A FFI “surface” generally consist of two parts:

Passing control between the caller and callee is a “solved problem” ™️. Usually not many problems arise when calling functions, the C FFIs of most languages are pretty mature and handle ABIs and mangling correctly.

One exception to this is panicking in Rust. If code panics and unwinds across a FFI boundary your pants might be eaten. The easiest way to solve this is by changing the panic behavior to "abort" inside the Cargo.toml file.

The more critical part to get right is the data interface and making sure that concepts map properly from one language into another and any “reinterpretation” of data is safe.

Trying to cast a pointer given from the FFI into a reference can result in undefined behavior and possibly use-after-free, so it should be avoided unless you are 100% sure that the lifetimes match up.
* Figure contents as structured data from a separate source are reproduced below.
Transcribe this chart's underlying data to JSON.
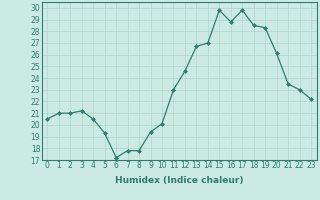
{
  "x": [
    0,
    1,
    2,
    3,
    4,
    5,
    6,
    7,
    8,
    9,
    10,
    11,
    12,
    13,
    14,
    15,
    16,
    17,
    18,
    19,
    20,
    21,
    22,
    23
  ],
  "y": [
    20.5,
    21.0,
    21.0,
    21.2,
    20.5,
    19.3,
    17.2,
    17.8,
    17.8,
    19.4,
    20.1,
    23.0,
    24.6,
    26.7,
    27.0,
    29.8,
    28.8,
    29.8,
    28.5,
    28.3,
    26.1,
    23.5,
    23.0,
    22.2
  ],
  "line_color": "#2e7d6e",
  "marker": "D",
  "marker_size": 2.0,
  "bg_color": "#cceae4",
  "grid_color": "#afd4cc",
  "xlabel": "Humidex (Indice chaleur)",
  "xlim": [
    -0.5,
    23.5
  ],
  "ylim": [
    17,
    30.5
  ],
  "yticks": [
    17,
    18,
    19,
    20,
    21,
    22,
    23,
    24,
    25,
    26,
    27,
    28,
    29,
    30
  ],
  "xtick_labels": [
    "0",
    "1",
    "2",
    "3",
    "4",
    "5",
    "6",
    "7",
    "8",
    "9",
    "10",
    "11",
    "12",
    "13",
    "14",
    "15",
    "16",
    "17",
    "18",
    "19",
    "20",
    "21",
    "22",
    "23"
  ],
  "tick_fontsize": 5.5,
  "xlabel_fontsize": 6.5
}
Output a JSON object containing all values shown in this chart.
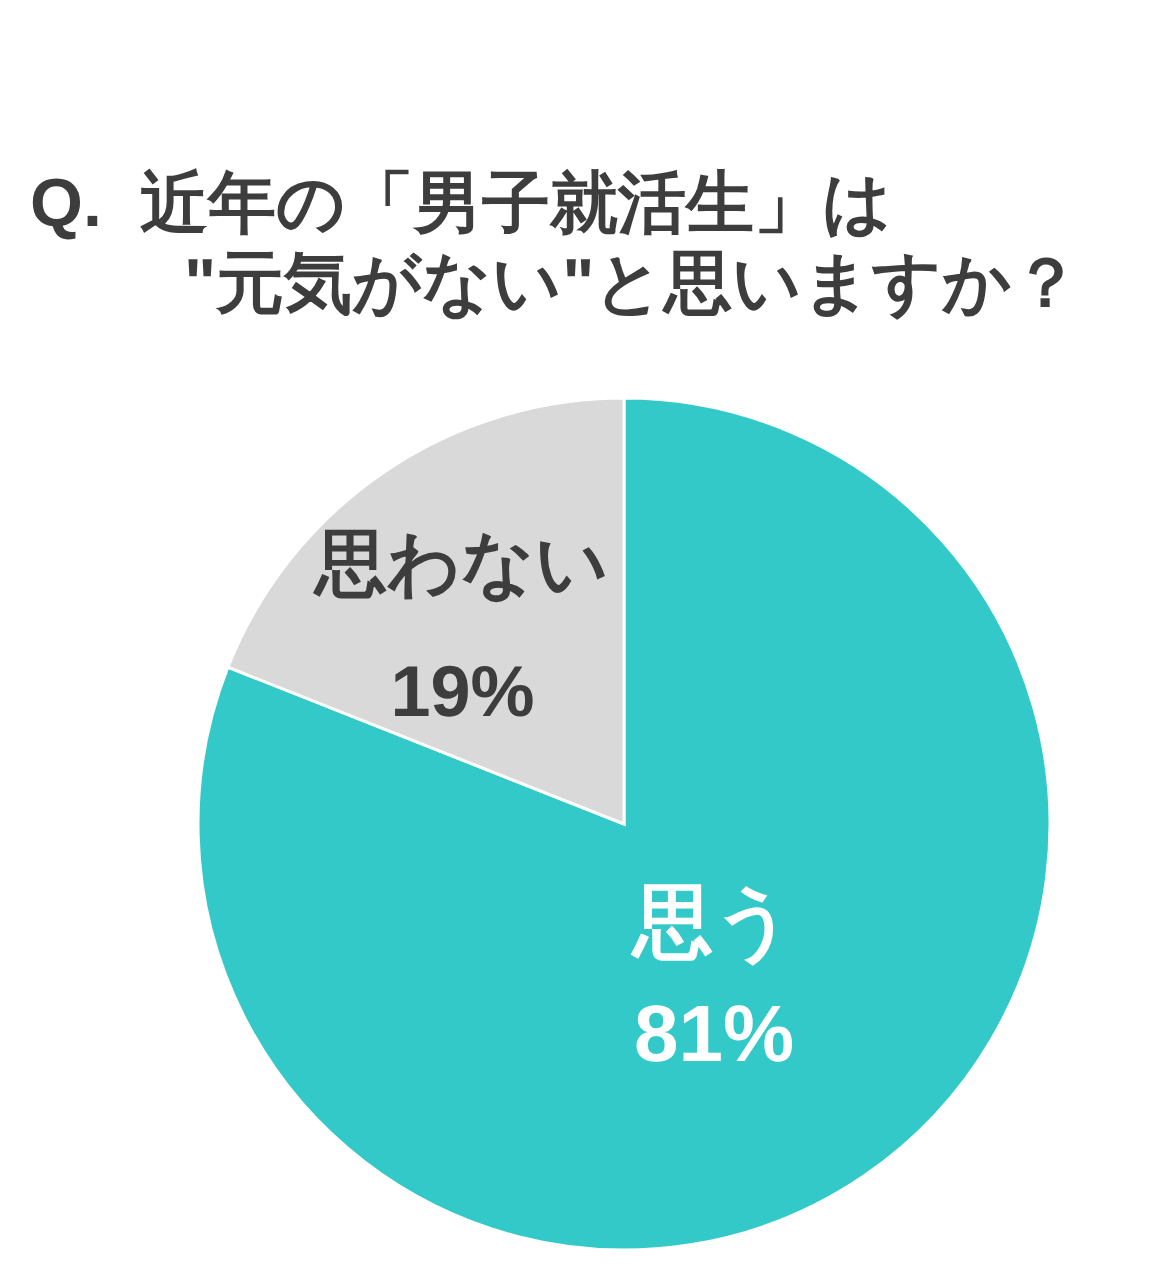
{
  "chart_data": {
    "type": "pie",
    "title": "Q.  近年の「男子就活生」は\n\"元気がない\"と思いますか？",
    "categories": [
      "思う",
      "思わない"
    ],
    "values": [
      81,
      19
    ],
    "colors": [
      "#33c9c9",
      "#d9d9d9"
    ],
    "value_labels": [
      "81%",
      "19%"
    ]
  }
}
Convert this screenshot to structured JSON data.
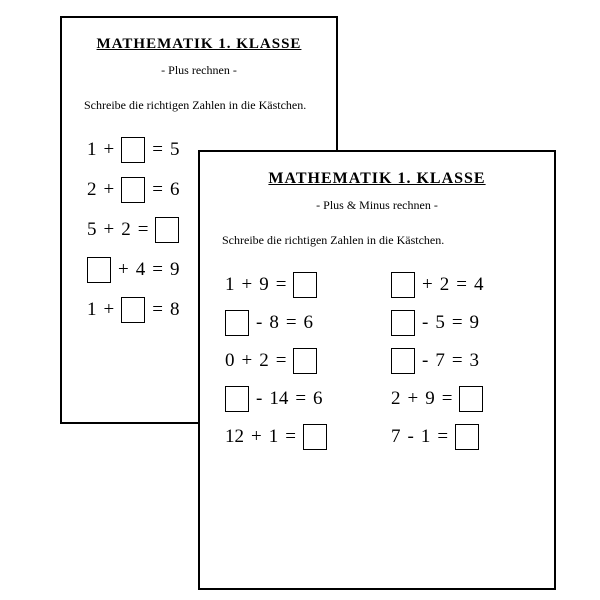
{
  "colors": {
    "page_bg": "#ffffff",
    "sheet_bg": "#ffffff",
    "border": "#000000",
    "text": "#000000"
  },
  "typography": {
    "heading_font": "Comic Sans MS, cursive",
    "body_font": "Georgia, serif",
    "title_fontsize": 15,
    "subtitle_fontsize": 12,
    "instruction_fontsize": 12,
    "problem_fontsize": 19
  },
  "back_sheet": {
    "title": "MATHEMATIK 1. KLASSE",
    "subtitle": "- Plus rechnen -",
    "instructions": "Schreibe die richtigen Zahlen in die Kästchen.",
    "problems": [
      {
        "tokens": [
          "1",
          "+",
          "□",
          "=",
          "5"
        ]
      },
      {
        "tokens": [
          "2",
          "+",
          "□",
          "=",
          "6"
        ]
      },
      {
        "tokens": [
          "5",
          "+",
          "2",
          "=",
          "□"
        ]
      },
      {
        "tokens": [
          "□",
          "+",
          "4",
          "=",
          "9"
        ]
      },
      {
        "tokens": [
          "1",
          "+",
          "□",
          "=",
          "8"
        ]
      }
    ]
  },
  "front_sheet": {
    "title": "MATHEMATIK 1. KLASSE",
    "subtitle": "- Plus & Minus rechnen -",
    "instructions": "Schreibe die richtigen Zahlen in die Kästchen.",
    "left_column": [
      {
        "tokens": [
          "1",
          "+",
          "9",
          "=",
          "□"
        ]
      },
      {
        "tokens": [
          "□",
          "-",
          "8",
          "=",
          "6"
        ]
      },
      {
        "tokens": [
          "0",
          "+",
          "2",
          "=",
          "□"
        ]
      },
      {
        "tokens": [
          "□",
          "-",
          "14",
          "=",
          "6"
        ]
      },
      {
        "tokens": [
          "12",
          "+",
          "1",
          "=",
          "□"
        ]
      }
    ],
    "right_column": [
      {
        "tokens": [
          "□",
          "+",
          "2",
          "=",
          "4"
        ]
      },
      {
        "tokens": [
          "□",
          "-",
          "5",
          "=",
          "9"
        ]
      },
      {
        "tokens": [
          "□",
          "-",
          "7",
          "=",
          "3"
        ]
      },
      {
        "tokens": [
          "2",
          "+",
          "9",
          "=",
          "□"
        ]
      },
      {
        "tokens": [
          "7",
          "-",
          "1",
          "=",
          "□"
        ]
      }
    ]
  }
}
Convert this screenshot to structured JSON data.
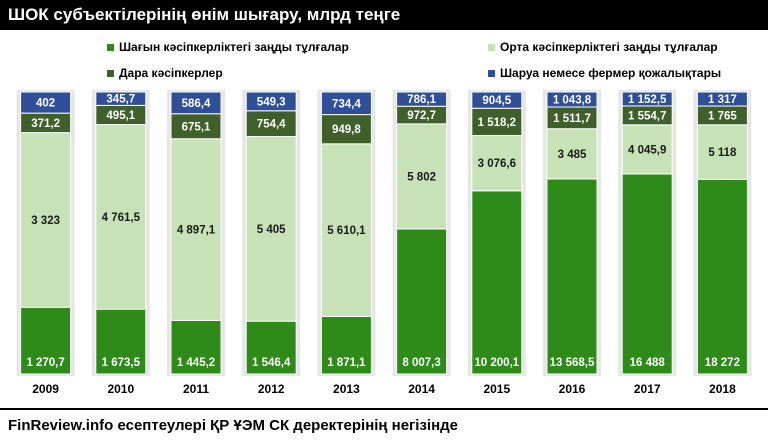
{
  "title": "ШОК субъектілерінің өнім шығару, млрд теңге",
  "source": "FinReview.info есептеулері ҚР ҰЭМ СК деректерінің негізінде",
  "colors": {
    "small": "#2e8b1a",
    "medium": "#c6e2b6",
    "individual": "#3f5f2b",
    "farm": "#2f4f99",
    "bar_bg": "#e6e6e6"
  },
  "chart_data": {
    "type": "bar",
    "stacked": true,
    "normalized": true,
    "categories": [
      "2009",
      "2010",
      "2011",
      "2012",
      "2013",
      "2014",
      "2015",
      "2016",
      "2017",
      "2018"
    ],
    "series": [
      {
        "name": "Шағын кәсіпкерліктегі заңды тұлғалар",
        "color_key": "small",
        "values": [
          1270.7,
          1673.5,
          1445.2,
          1546.4,
          1871.1,
          8007.3,
          10200.1,
          13568.5,
          16488,
          18272
        ],
        "labels": [
          "1 270,7",
          "1 673,5",
          "1 445,2",
          "1 546,4",
          "1 871,1",
          "8 007,3",
          "10 200,1",
          "13 568,5",
          "16 488",
          "18 272"
        ]
      },
      {
        "name": "Орта кәсіпкерліктегі заңды тұлғалар",
        "color_key": "medium",
        "values": [
          3323,
          4761.5,
          4897.1,
          5405,
          5610.1,
          5802,
          3076.6,
          3485,
          4045.9,
          5118
        ],
        "labels": [
          "3 323",
          "4 761,5",
          "4 897,1",
          "5 405",
          "5 610,1",
          "5 802",
          "3 076,6",
          "3 485",
          "4 045,9",
          "5 118"
        ]
      },
      {
        "name": "Дара кәсіпкерлер",
        "color_key": "individual",
        "values": [
          371.2,
          495.1,
          675.1,
          754.4,
          949.8,
          972.7,
          1518.2,
          1511.7,
          1554.7,
          1765
        ],
        "labels": [
          "371,2",
          "495,1",
          "675,1",
          "754,4",
          "949,8",
          "972,7",
          "1 518,2",
          "1 511,7",
          "1 554,7",
          "1 765"
        ]
      },
      {
        "name": "Шаруа немесе фермер қожалықтары",
        "color_key": "farm",
        "values": [
          402,
          345.7,
          586.4,
          549.3,
          734.4,
          786.1,
          904.5,
          1043.8,
          1152.5,
          1317
        ],
        "labels": [
          "402",
          "345,7",
          "586,4",
          "549,3",
          "734,4",
          "786,1",
          "904,5",
          "1 043,8",
          "1 152,5",
          "1 317"
        ]
      }
    ],
    "legend_position": "top",
    "grid": false
  }
}
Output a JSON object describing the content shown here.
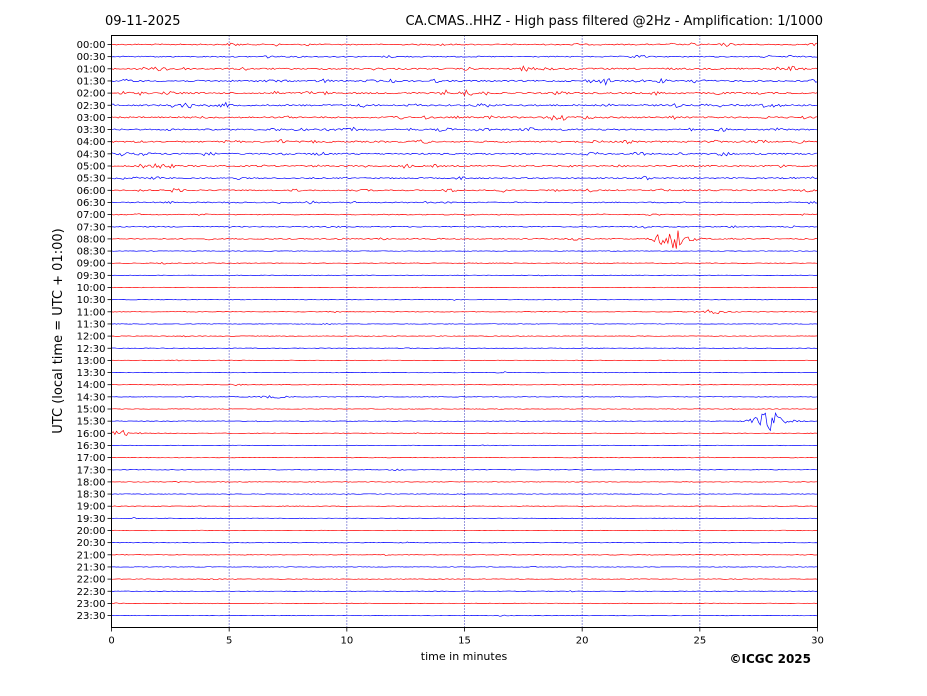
{
  "header": {
    "date": "09-11-2025",
    "title": "CA.CMAS..HHZ - High pass filtered @2Hz - Amplification: 1/1000"
  },
  "footer": {
    "copyright": "©ICGC 2025"
  },
  "colors": {
    "red_trace": "#ff0000",
    "blue_trace": "#0000ff",
    "axis": "#000000",
    "grid": "#0000aa"
  },
  "chart_data": {
    "type": "line",
    "title": "CA.CMAS..HHZ - High pass filtered @2Hz - Amplification: 1/1000",
    "xlabel": "time in minutes",
    "ylabel": "UTC (local time = UTC + 01:00)",
    "xlim": [
      0,
      30
    ],
    "x_ticks": [
      0,
      5,
      10,
      15,
      20,
      25,
      30
    ],
    "x_gridlines": [
      5,
      10,
      15,
      20,
      25
    ],
    "row_labels": [
      "00:00",
      "00:30",
      "01:00",
      "01:30",
      "02:00",
      "02:30",
      "03:00",
      "03:30",
      "04:00",
      "04:30",
      "05:00",
      "05:30",
      "06:00",
      "06:30",
      "07:00",
      "07:30",
      "08:00",
      "08:30",
      "09:00",
      "09:30",
      "10:00",
      "10:30",
      "11:00",
      "11:30",
      "12:00",
      "12:30",
      "13:00",
      "13:30",
      "14:00",
      "14:30",
      "15:00",
      "15:30",
      "16:00",
      "16:30",
      "17:00",
      "17:30",
      "18:00",
      "18:30",
      "19:00",
      "19:30",
      "20:00",
      "20:30",
      "21:00",
      "21:30",
      "22:00",
      "22:30",
      "23:00",
      "23:30"
    ],
    "row_colors": "alternating red (full hour) / blue (half hour)",
    "noise_level": [
      0.55,
      0.45,
      0.8,
      0.8,
      0.85,
      0.85,
      0.8,
      0.75,
      0.8,
      0.75,
      0.7,
      0.55,
      0.6,
      0.45,
      0.35,
      0.3,
      0.35,
      0.1,
      0.05,
      0.05,
      0.05,
      0.05,
      0.05,
      0.05,
      0.05,
      0.05,
      0.05,
      0.05,
      0.05,
      0.05,
      0.05,
      0.05,
      0.05,
      0.05,
      0.05,
      0.05,
      0.05,
      0.05,
      0.05,
      0.05,
      0.05,
      0.05,
      0.05,
      0.05,
      0.05,
      0.05,
      0.05,
      0.05
    ],
    "events": [
      {
        "row": "08:00",
        "minute": 24.0,
        "amplitude": 1.0
      },
      {
        "row": "15:30",
        "minute": 28.1,
        "amplitude": 1.0
      },
      {
        "row": "16:00",
        "minute": 0.6,
        "amplitude": 0.25
      },
      {
        "row": "11:00",
        "minute": 25.7,
        "amplitude": 0.2
      },
      {
        "row": "14:30",
        "minute": 7.0,
        "amplitude": 0.12
      }
    ]
  }
}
While not always bringing the best performance, using owned data (or Copy types) greatly simplifies guaranteeing memory safety.

One pattern that emerged in my code is to have two versions of complex data types: the Rust-internal one and a *Ffi version.

use std::os::raw::c_char;
use std::ffi::CStr;
use std::str::Utf8Error;

pub struct Person {
    pub name: String,
    pub favorite_birds: Vec<String>,
}

#[repr(C)]
#[derive(Copy, Clone)]
pub struct PersonFfi {
    pub name: *const c_char,
    pub favorite_birds_data: *const *const c_char,
    pub favorite_birds_len: usize,
}

impl Person {
    pub unsafe fn from_ffi(p: PersonFfi) -> Result<Self, Utf8Error> {
        use std::slice::from_raw_parts;
    
        unsafe fn ptr_to_string(
            ptr: *const c_char,
        ) -> Result<String, std::str::Utf8Error> {
            let cstr = CStr::from_ptr(ptr);
            
            Ok(cstr.to_str()?.to_string())
        }
        
        let name = ptr_to_string(p.name)?;
        
        let favorite_birds = {
            let slice = from_raw_parts(
                p.favorite_birds_data,
                p.favorite_birds_len,
            );
            let mut res = Vec::with_capacity(p.favorite_birds_len);
            for bird in slice {
                let name = ptr_to_string(*bird)?;
                res.push(name);
            }
            res
        };

        Ok(Person {
            name,
            favorite_birds,
        })
    }
}

These *Ffi types should reside inside the src/ffi directory (or FFI crate).

I personally found that if the FFI code lives inside the same crate as the “main logic” then another challenge can be to know what items should be pub, pub(crate) or hidden. If all access to your code is via an FFI that lives in the same crate, technically everything can be pub(crate) since no outside crate will ever access any items.

Using pub then becomes a mean to get a nice rustdoc documentation for your Rust code, but it also means that warnings such as “unused function” are no longer reported.

Summary

Rust is a good fit for creating C or C++ APIs, the language requires no special runtime, functions are easily callable through a C FFI and user-created types (and primitives) easily translate into C-compatible types.

There are nice tools such as bindgen, cbindgen and cpp which help reduce boilerplate and automate error-prone binding of types and functions.

When binding a Rust library to C/C++, a clear separation between the core-logic and the FFI layer should exist. In the best case the FFI code lives in a separate crate so that designing the Rust API is not affected too much by the presence of a FFI and choosing visibility modifiers becomes easier.

When exposing data-types to a FFI, Copy types are the nicest to work with, and for non-Copy types owned data should be preferred over borrowed data.

If there are any other tools available that I missed that try to solve the same problems, please let me know!